Elongation – this is a measurement of a test-piece of material and demonstrates how much the material stretched on the Tensile Strength test when it breaks. The measurement is taken as a percentage reading of the samples original length before being stretched. These tests are made on specific samples so often cannot be related directly to sheet or mats as factors such as thickness, temperature, edge profile (ie knife cuts) etc can affect the tear resistance, and therefore the test characteristics, of the material.

Tear Strength – using constant pressure, this is the force measured to produce a tear on a right-angled nick-cut in a pre-defined material test piece.

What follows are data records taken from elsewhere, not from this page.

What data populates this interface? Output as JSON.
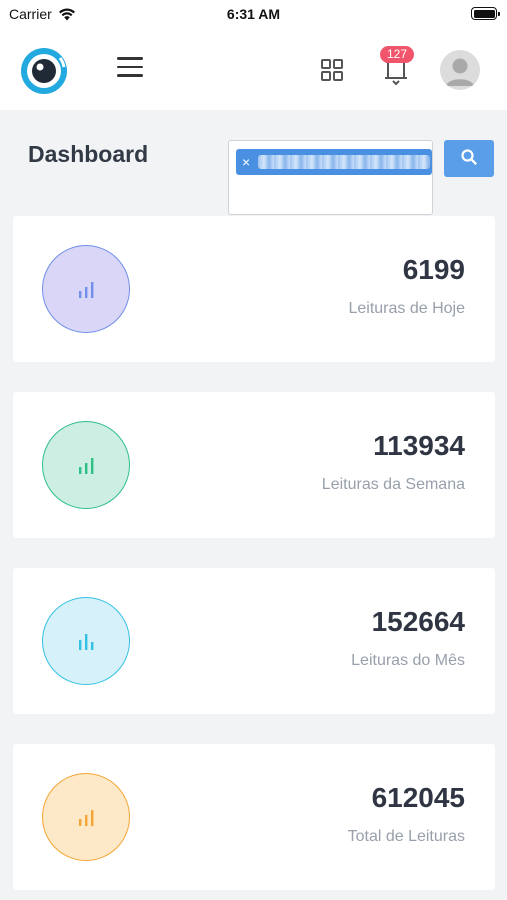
{
  "status_bar": {
    "carrier": "Carrier",
    "time": "6:31 AM"
  },
  "header": {
    "notification_count": "127"
  },
  "page": {
    "title": "Dashboard"
  },
  "search": {
    "chip_remove": "×"
  },
  "colors": {
    "purple": "#6f8fe8",
    "purple_bg": "#d9d6f7",
    "green": "#2ebf86",
    "green_bg": "#cdeee3",
    "cyan": "#34c1e3",
    "cyan_bg": "#d6f1f9",
    "orange": "#f4a536",
    "orange_bg": "#fde8c7"
  },
  "cards": [
    {
      "value": "6199",
      "label": "Leituras de Hoje",
      "icon": "bar-chart-icon"
    },
    {
      "value": "113934",
      "label": "Leituras da Semana",
      "icon": "bar-chart-icon"
    },
    {
      "value": "152664",
      "label": "Leituras do Mês",
      "icon": "bar-chart-icon"
    },
    {
      "value": "612045",
      "label": "Total de Leituras",
      "icon": "bar-chart-icon"
    }
  ]
}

The test is particularly useful in items such as belts or drive bands.

Compression Set – this is the amount – in percentage, that a sample does not return to it’s former thickness after a compessive load is applied for a specific time.

Cold Flow – this is a characteristic seen easiliy in EVA foam matting – under cold compression (no heat) the material physically stretches and spreads under load, normally the compression set figures for the material are therefore high, but more importantly the material becomes thinner and the sheet size gets bigger.

Odour – each type of rubber can have a particular odour, and those with keen sense of smell can identify some polymers. In the main, all rubbers smell of rubber – when newly moulded certain plasticisers and extenders used in the process will continue to leach out, making the rubber smell more pungent – this smell often dissipates within a few days (can last longer in hot weather) but can easiliy be masked with disinfectant – or simply left to air.

Taste – we no not suggest that animal grade materials should be eaten – while primarily made from non-toxic materials they are not designed to come in contact with human foodstuffs or drinks. We do have some materials that are either FDA, WRAS or NFA approved for use in direct contact with foods.


There are many other characteristics and resistance tables available for these and the many other rubber and plastic products that we supply, however the above information is provided for our most common products and should be used as a guide only when contemplating your particular requirement.



All recommendations and information contained in the above are to the best of our knowledge correct. Since conditions of service are beyond our control, users must satisfy themselves that the products are suitable for the intended use. No warranty is given or implied in respect of information or recommendations or that any use of products will infringe rights belonging to other parties. In any event or occurrence our liability is limited to the invoice value of our goods delivered to you. We reserve the right to change product design and properties.